The response was a terse bark, humans spoke so quickly; “State your purpose Blood Elf”
Brigante paused, the rain pattering off his helm and gas mask, he slowly took it off, and clipped it to his belt.
“As I say, we come with no quarrel with thee, and I put myself to mortal hazard by addressing you such, to show good earnest intention. We would pass through, doing harm to none, for our Quarrel is with a knave who is most rightly hated by our folk, and by yours alike, we have no reason to war here with thee, in this blasted place”.
A Figure, presumably an officer, though the Alliance host looked faceless, in their matching armour, their similar poses. Had it only been ten years he thought? Only ten years since he had fought alongside such units, What a difference a minute can make, a day, a year, only a decade, so short, and yet he saw them as a faceless wall of steel. How did it come to this?
He was glad he had forbidden the wearing of tabards for this mission, the Alliance had little reason to love his Sun Hawks, he knew there was a price on his head, and others of his unit, for actions carried out by both Horde and Alliance units yet laid at their door. Oh he knew alright, the lies were still spoken as truths at Conclave, and the arbitrators did -nothing-. A problem for a different day…
“Disarm yourself!”
Brigante shook his head slowly “That will not happen, let me be bold with the truth and then you may decide how this day unfolds. We would pass through this place, harming none, and thence thee shall hear naught more from us, have I assurance in this matter?”

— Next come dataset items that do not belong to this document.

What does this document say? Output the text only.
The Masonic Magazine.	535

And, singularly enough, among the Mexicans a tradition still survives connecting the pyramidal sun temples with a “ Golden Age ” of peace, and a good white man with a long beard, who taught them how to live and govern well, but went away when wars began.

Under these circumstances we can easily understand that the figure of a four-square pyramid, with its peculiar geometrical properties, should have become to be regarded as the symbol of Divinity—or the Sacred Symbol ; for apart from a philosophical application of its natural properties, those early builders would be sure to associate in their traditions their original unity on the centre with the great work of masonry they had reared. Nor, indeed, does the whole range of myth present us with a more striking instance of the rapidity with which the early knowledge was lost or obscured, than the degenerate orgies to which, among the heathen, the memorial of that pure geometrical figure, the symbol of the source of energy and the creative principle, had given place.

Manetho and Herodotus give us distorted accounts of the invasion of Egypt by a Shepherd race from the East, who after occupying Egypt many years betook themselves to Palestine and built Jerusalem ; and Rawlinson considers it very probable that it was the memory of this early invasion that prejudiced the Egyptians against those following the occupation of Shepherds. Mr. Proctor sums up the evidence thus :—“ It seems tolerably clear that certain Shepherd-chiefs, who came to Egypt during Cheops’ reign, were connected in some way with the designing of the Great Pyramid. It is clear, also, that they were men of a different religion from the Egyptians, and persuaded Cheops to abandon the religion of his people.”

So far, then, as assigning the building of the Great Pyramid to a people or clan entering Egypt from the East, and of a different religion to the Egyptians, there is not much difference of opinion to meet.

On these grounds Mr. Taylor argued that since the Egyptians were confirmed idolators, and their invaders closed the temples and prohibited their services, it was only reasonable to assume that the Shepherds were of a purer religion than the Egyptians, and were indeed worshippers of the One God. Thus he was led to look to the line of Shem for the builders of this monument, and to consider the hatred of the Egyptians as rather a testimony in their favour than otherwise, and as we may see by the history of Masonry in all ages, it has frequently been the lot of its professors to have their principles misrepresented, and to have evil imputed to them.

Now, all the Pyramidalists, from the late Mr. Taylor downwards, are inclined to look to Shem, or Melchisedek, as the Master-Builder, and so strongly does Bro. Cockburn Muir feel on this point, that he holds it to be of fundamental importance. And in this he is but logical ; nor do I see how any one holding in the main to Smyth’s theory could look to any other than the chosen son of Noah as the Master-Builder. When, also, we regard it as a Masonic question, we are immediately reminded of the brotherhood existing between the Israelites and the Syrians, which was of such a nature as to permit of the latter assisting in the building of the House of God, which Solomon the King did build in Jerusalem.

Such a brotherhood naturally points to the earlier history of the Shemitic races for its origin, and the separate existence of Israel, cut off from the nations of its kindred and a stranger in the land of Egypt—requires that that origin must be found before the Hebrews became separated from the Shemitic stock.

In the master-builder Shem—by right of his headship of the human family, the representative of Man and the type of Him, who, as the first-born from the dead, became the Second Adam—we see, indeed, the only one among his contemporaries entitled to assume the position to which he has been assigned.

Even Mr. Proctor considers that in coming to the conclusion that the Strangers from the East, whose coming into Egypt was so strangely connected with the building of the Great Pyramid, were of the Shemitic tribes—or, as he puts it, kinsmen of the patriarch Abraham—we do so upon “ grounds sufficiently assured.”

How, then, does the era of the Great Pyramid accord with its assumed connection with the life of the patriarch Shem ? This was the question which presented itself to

One of the faceless silver figures, like so many statues given life turned his helm from side to side, before a voice echoed “You have that assurance”
“Then I call my Elves forwards, and we will advance, we will not bring war upon thee if thee will not upon us”
The Human barked “Just get it done, Elf”
Brigante slowly folded his arms back, setting his bow upon his armour,and turning “Fall in Lieutenant, we pass through”
A low hiss his answer “And if they start anything?”
Brigante smiled, before putting his mask on again “Then kill them all”
And so it was, that the Farstriders passed through the human barricade, suspicious eyes watching them every step of the way. As they passed through, Brigante keenly eyed the human soldiery, with his medical expertise, and realised why the negotiations had went so smoothly.
Both Elves and Humans had wounded, and did not -want- a fight. In terms of Poker?
Both sides had bet on a pair of fives, and the bluff had worked. Both ways.
And so the Sun Hawks passed into Gilneas city, for their rendevouz with Ernesto Salamanca, the Man with the Golden Bow.